Tudo isto pensava ela, continuando a fitar o esposo num enlevo apaixonado.

III
De tempos a tempos, desviando a vista do livro para sacudir a cinza do charuto, Roberto fitava a mulher, sorrindo bondosamente. Surpreendida, a Cândida pendia para o peito a formosa cabeça, disfarçava fingindo ler num livro que estava sobre a mesa. Em seguida, quando calculava que o marido continuava na leitura, tornava a pregar no rosto dele o seu ardente olhar, como se desejasse cobri-lo com toda a veemência da paixão.

Ouvindo soarem no sino de Sant'Ana as 10 horas, Roberto fechou o livro.

— Vamos dormir? — prepôs.

Cândida estremeceu e levantou-se.

O moleque veio fechar as portas e janelas e apagar o gás.
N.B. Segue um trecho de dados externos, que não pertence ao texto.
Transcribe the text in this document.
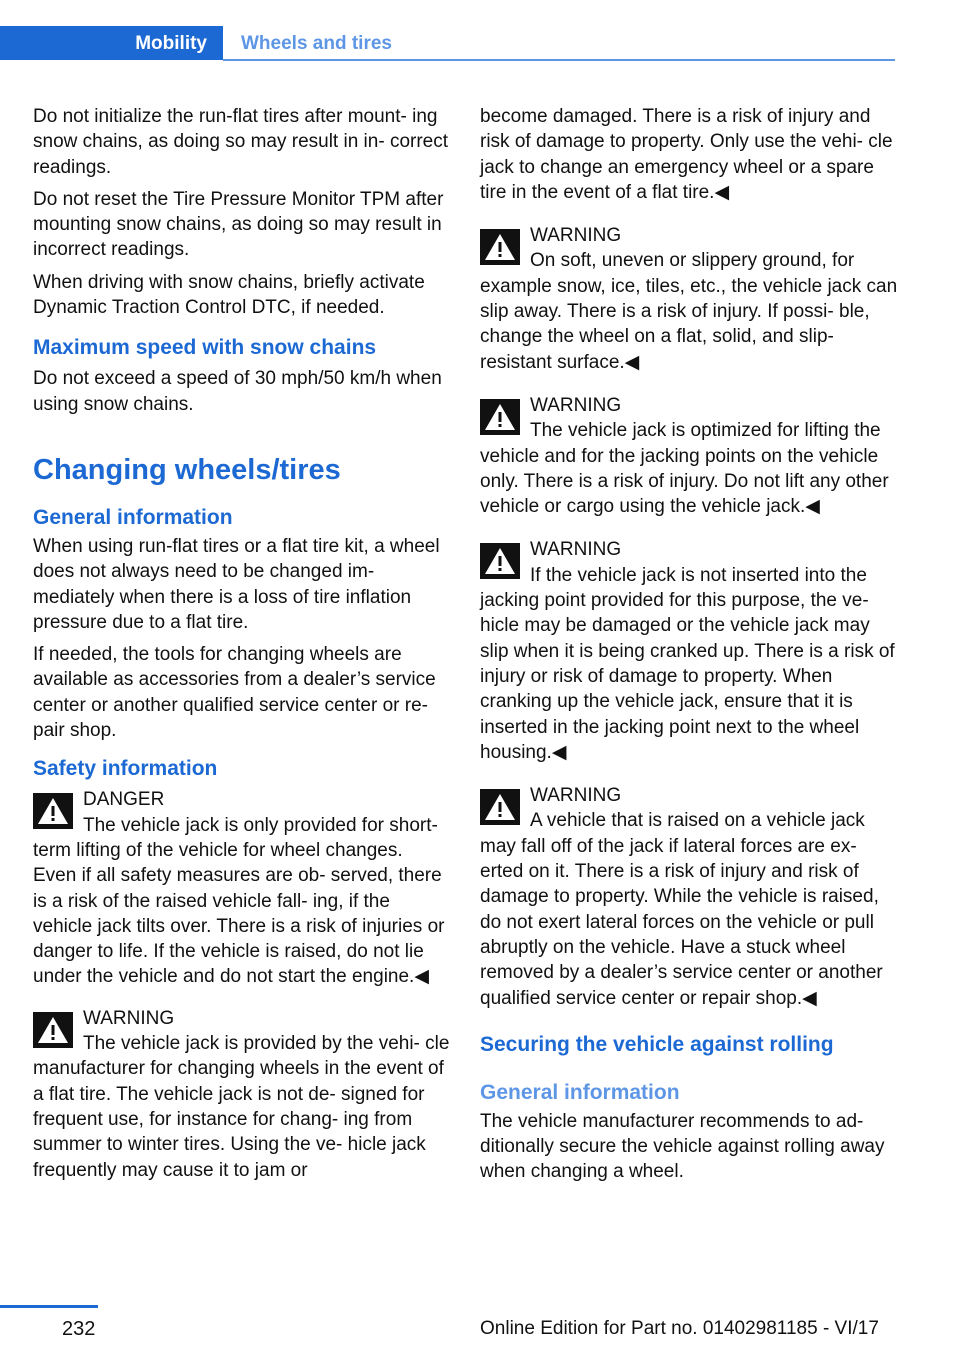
Mobility Wheels and tires

Do not initialize the run-flat tires after mount‐ ing snow chains, as doing so may result in in‐ correct readings.

Do not reset the Tire Pressure Monitor TPM after mounting snow chains, as doing so may result in incorrect readings.

When driving with snow chains, briefly activate Dynamic Traction Control DTC, if needed.

Maximum speed with snow chains

Do not exceed a speed of 30 mph/50 km/h when using snow chains.

Changing wheels/tires
General information

When using run-flat tires or a flat tire kit, a wheel does not always need to be changed im‐ mediately when there is a loss of tire inflation pressure due to a flat tire.

If needed, the tools for changing wheels are available as accessories from a dealer’s service center or another qualified service center or re‐ pair shop.

Safety information
DANGER
The vehicle jack is only provided for short-term lifting of the vehicle for wheel changes. Even if all safety measures are ob‐ served, there is a risk of the raised vehicle fall‐ ing, if the vehicle jack tilts over. There is a risk of injuries or danger to life. If the vehicle is raised, do not lie under the vehicle and do not start the engine.◀
WARNING
The vehicle jack is provided by the vehi‐ cle manufacturer for changing wheels in the event of a flat tire. The vehicle jack is not de‐ signed for frequent use, for instance for chang‐ ing from summer to winter tires. Using the ve‐ hicle jack frequently may cause it to jam or

become damaged. There is a risk of injury and risk of damage to property. Only use the vehi‐ cle jack to change an emergency wheel or a spare tire in the event of a flat tire.◀

WARNING
On soft, uneven or slippery ground, for example snow, ice, tiles, etc., the vehicle jack can slip away. There is a risk of injury. If possi‐ ble, change the wheel on a flat, solid, and slip- resistant surface.◀
WARNING
The vehicle jack is optimized for lifting the vehicle and for the jacking points on the vehicle only. There is a risk of injury. Do not lift any other vehicle or cargo using the vehicle jack.◀
WARNING
If the vehicle jack is not inserted into the jacking point provided for this purpose, the ve‐ hicle may be damaged or the vehicle jack may slip when it is being cranked up. There is a risk of injury or risk of damage to property. When cranking up the vehicle jack, ensure that it is inserted in the jacking point next to the wheel housing.◀
WARNING
A vehicle that is raised on a vehicle jack may fall off of the jack if lateral forces are ex‐ erted on it. There is a risk of injury and risk of damage to property. While the vehicle is raised, do not exert lateral forces on the vehicle or pull abruptly on the vehicle. Have a stuck wheel removed by a dealer’s service center or another qualified service center or repair shop.◀
Securing the vehicle against rolling
General information

The vehicle manufacturer recommends to ad‐ ditionally secure the vehicle against rolling away when changing a wheel.

232	Online Edition for Part no. 01402981185 - VI/17
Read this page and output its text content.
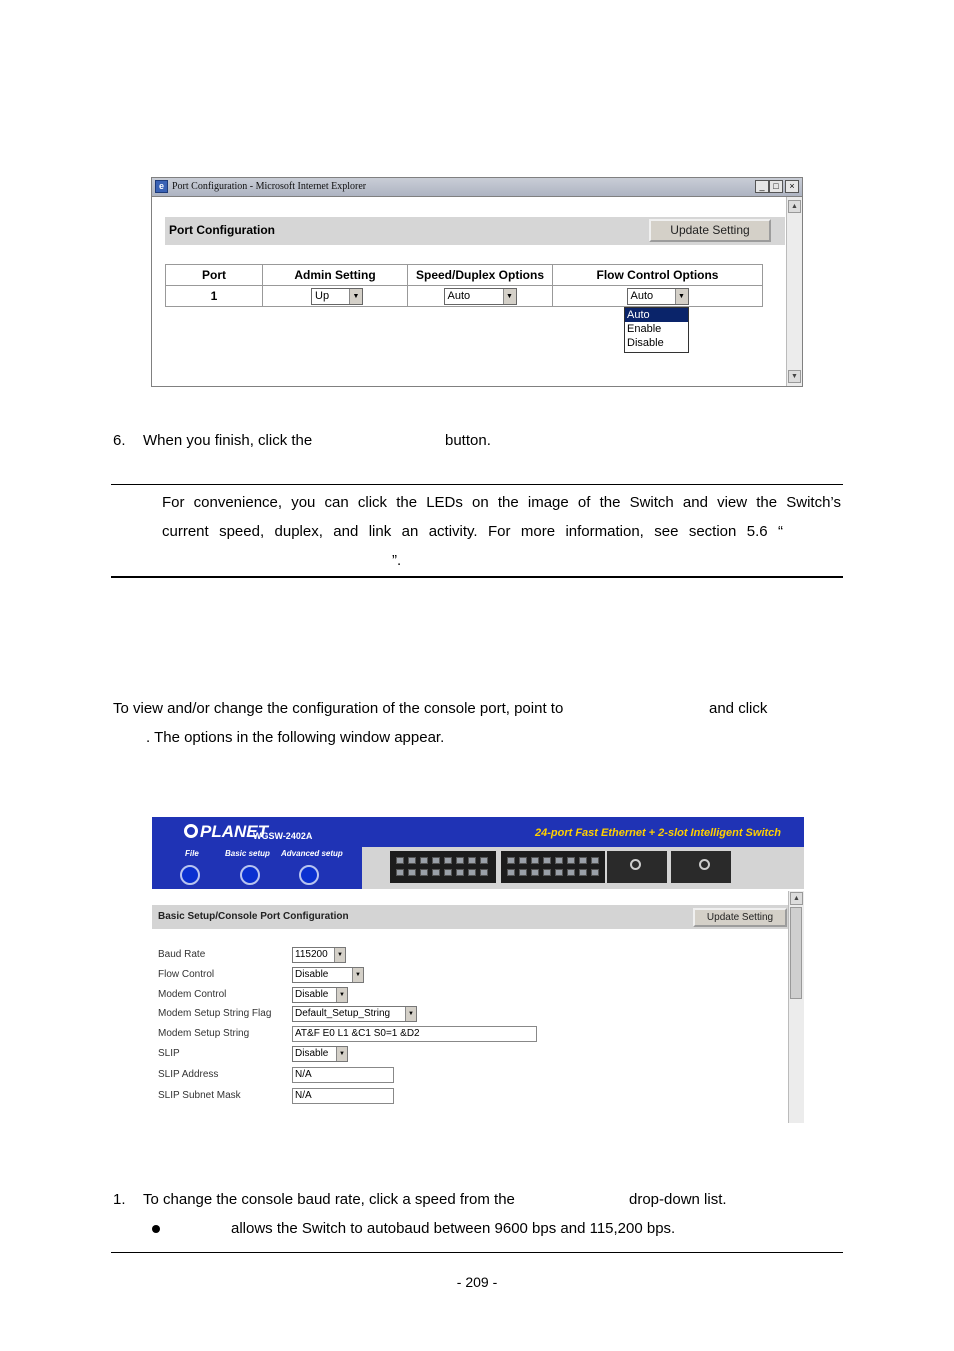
e Port Configuration - Microsoft Internet Explorer	_ □	×
▲
▼
Port Configuration	Update Setting
Port	Admin Setting	Speed/Duplex Options	Flow Control Options
1	Up ▼	Auto ▼	Auto ▼
Auto
Enable
Disable
6. When you finish, click the	button.
For convenience, you can click the LEDs on the image of the Switch and view the Switch’s
current speed, duplex, and link an activity. For more information, see section 5.6 “
”.
To view and/or change the configuration of the console port, point to	and click
. The options in the following window appear.
PLANET
WGSW-2402A	24-port Fast Ethernet + 2-slot Intelligent Switch
File	Basic setup Advanced setup
Basic Setup/Console Port Configuration	Update Setting
Baud Rate	115200	▼
Flow Control	Disable	▼
Modem Control	Disable	▼
Modem Setup String Flag	Default_Setup_String	▼
Modem Setup String	AT&F E0 L1 &C1 S0=1 &D2
SLIP	Disable	▼
SLIP Address	N/A
SLIP Subnet Mask	N/A
▲
1. To change the console baud rate, click a speed from the	drop-down list.
allows the Switch to autobaud between 9600 bps and 115,200 bps.
- 209 -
No entanto, haviam os dois penetrado na pequena alcova. Em cima do velador, uma vela cor de rosa ardia num castiçalzinho de porcelana de Sévres com pinturas alegóricas de Amores alados e Quimeras volitantes. No centro, uma causeuse de cetim azul estava cheia de laços, corpinhos de renda, brochuras esparralhadas, num abandono adoravelmente dessimétrico. Vidros de perfumarias com rolhas de cristal reluziam em cima do toucador de jacarandá, lançavam cintilações cambiantes ao espelho inteiriço do grande guarda-roupa que havia no meio de uma das paredes laterais.

Ao fundo erguia-se a cama,— pudicamente oculta entre as rugas de um cortinado de labirinto finíssimo, suspenso do teto por uma passadeira doirada.
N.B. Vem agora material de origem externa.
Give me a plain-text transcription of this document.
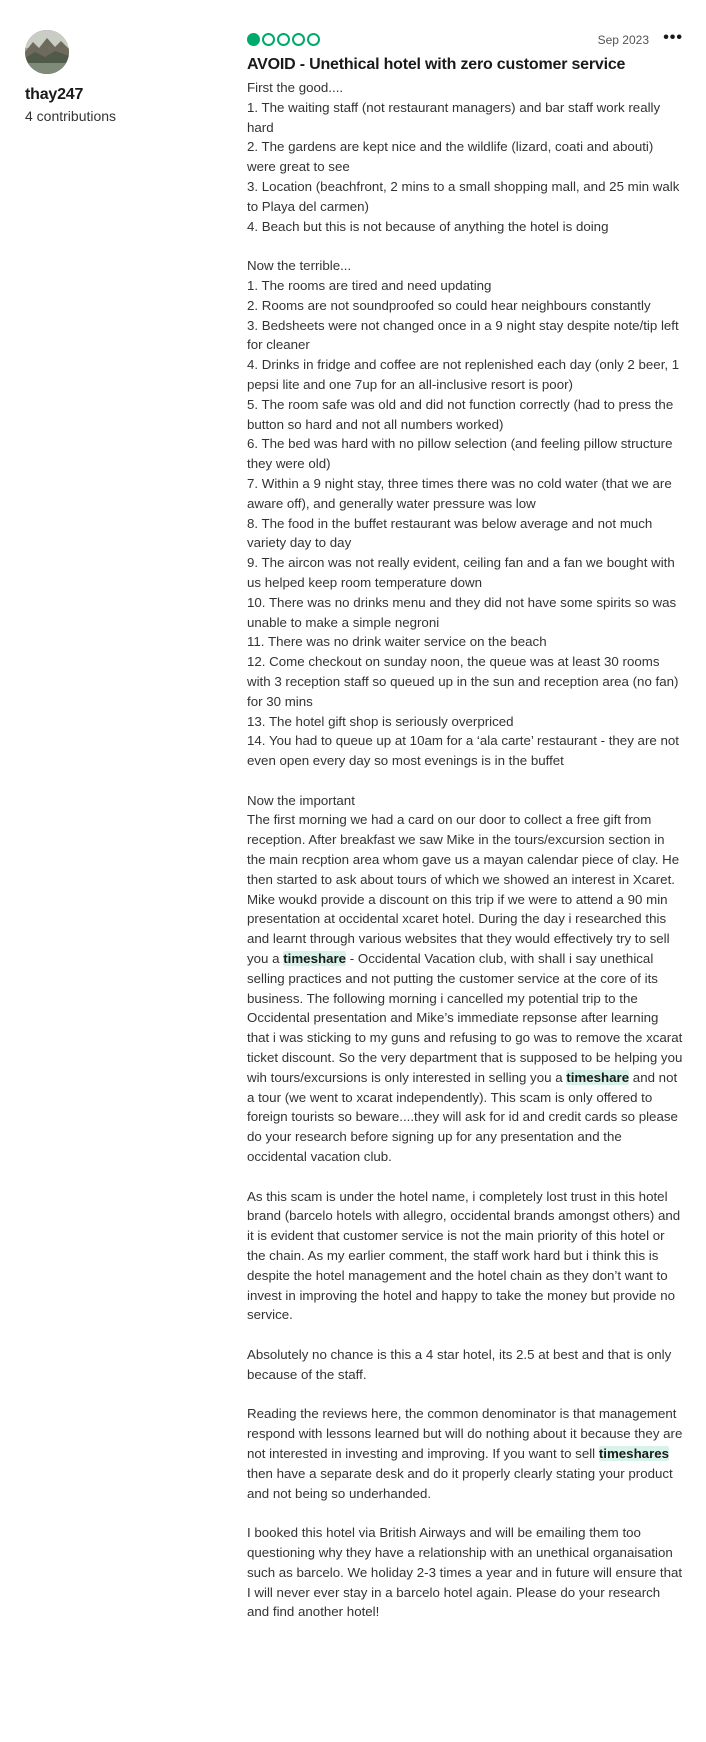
thay247
4 contributions
Sep 2023 •••
AVOID - Unethical hotel with zero customer service
First the good....
1. The waiting staff (not restaurant managers) and bar staff work really hard
2. The gardens are kept nice and the wildlife (lizard, coati and abouti) were great to see
3. Location (beachfront, 2 mins to a small shopping mall, and 25 min walk to Playa del carmen)
4. Beach but this is not because of anything the hotel is doing
Now the terrible...
1. The rooms are tired and need updating
2. Rooms are not soundproofed so could hear neighbours constantly
3. Bedsheets were not changed once in a 9 night stay despite note/tip left for cleaner
4. Drinks in fridge and coffee are not replenished each day (only 2 beer, 1 pepsi lite and one 7up for an all-inclusive resort is poor)
5. The room safe was old and did not function correctly (had to press the button so hard and not all numbers worked)
6. The bed was hard with no pillow selection (and feeling pillow structure they were old)
7. Within a 9 night stay, three times there was no cold water (that we are aware off), and generally water pressure was low
8. The food in the buffet restaurant was below average and not much variety day to day
9. The aircon was not really evident, ceiling fan and a fan we bought with us helped keep room temperature down
10. There was no drinks menu and they did not have some spirits so was unable to make a simple negroni
11. There was no drink waiter service on the beach
12. Come checkout on sunday noon, the queue was at least 30 rooms with 3 reception staff so queued up in the sun and reception area (no fan) for 30 mins
13. The hotel gift shop is seriously overpriced
14. You had to queue up at 10am for a ‘ala carte’ restaurant - they are not even open every day so most evenings is in the buffet
Now the important
The first morning we had a card on our door to collect a free gift from reception. After breakfast we saw Mike in the tours/excursion section in the main recption area whom gave us a mayan calendar piece of clay. He then started to ask about tours of which we showed an interest in Xcaret. Mike woukd provide a discount on this trip if we were to attend a 90 min presentation at occidental xcaret hotel. During the day i researched this and learnt through various websites that they would effectively try to sell you a timeshare - Occidental Vacation club, with shall i say unethical selling practices and not putting the customer service at the core of its business. The following morning i cancelled my potential trip to the Occidental presentation and Mike’s immediate repsonse after learning that i was sticking to my guns and refusing to go was to remove the xcarat ticket discount. So the very department that is supposed to be helping you wih tours/excursions is only interested in selling you a timeshare and not a tour (we went to xcarat independently). This scam is only offered to foreign tourists so beware....they will ask for id and credit cards so please do your research before signing up for any presentation and the occidental vacation club.
As this scam is under the hotel name, i completely lost trust in this hotel brand (barcelo hotels with allegro, occidental brands amongst others) and it is evident that customer service is not the main priority of this hotel or the chain. As my earlier comment, the staff work hard but i think this is despite the hotel management and the hotel chain as they don’t want to invest in improving the hotel and happy to take the money but provide no service.
Absolutely no chance is this a 4 star hotel, its 2.5 at best and that is only because of the staff.
Reading the reviews here, the common denominator is that management respond with lessons learned but will do nothing about it because they are not interested in investing and improving. If you want to sell timeshares then have a separate desk and do it properly clearly stating your product and not being so underhanded.
I booked this hotel via British Airways and will be emailing them too questioning why they have a relationship with an unethical organaisation such as barcelo. We holiday 2-3 times a year and in future will ensure that I will never ever stay in a barcelo hotel again. Please do your research and find another hotel!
Levantava-se daquela cama um quê de evaporação de felicidade inenarrável, que penetrava no espírito dos dois esposos pelos sentidos do olfato e da vista. Parecia-lhes acharem-se diante do tabernáculo de seu amor, do altar de sua existência feliz e encantadora. Para Cândida, sobretudo, ela tinha uma importância transcendental: evocava-lhe uma recordação agridoce, que fazia-a sorrir bondosamente depois de nove meses de agradabilíssima co-habitação conjugal...

***

Quando iam deitar-se, Cândida enlaçou a cabeça do marido com os braços descobertos,— mal vestida, apenas velada por uma curta camisinha de cambraia enfeitada de rendas do Ceará.

Roberto beijou-lhe as carnes, aspirando-lhes os mornos eflúvios,— essas queridas exalações de mulher amada,— num enlanguescimento concupiscente.

— Olha, murmurou ela conservando-se na mesma posição, beijando-o na testa. — Quero dar-te uma notícia muito boa...

— Qual é? — perguntou Roberto estreitando-a nos braços.

— Tenho tanta vergonha!...

Esta exclamação pronunciou-a Cândida desprendendo-se do amplexo do marido e dando um pulo para o leito.

— Anda, fala, menina, que tolice é essa?

— Então apaga a luz, primeiro; pode ser que às escuras eu me sinta mais animosa!...

Roberto soprou a luz da vela e disse deitando-se:

— Agora...

Cândida ficou por um momento silenciosa, afagando a fronte do marido com as pontas dos frios dedos trêmulos. Depois, a súbitas:

—É que,— murmurou com umas brejeiras risadinhas reprimidas,— é que eu... estou grávida!

Um beijo sonoro, prolongado, ardente como o fogo dos grandes amores,— o beijo com que o esposo tenta revelar a indizível alegria de ver convertido em realidade o seu mais persistente anelo,— respondeu aquela confissão prazenteira, na propicia escuridade da alcova matrimonial...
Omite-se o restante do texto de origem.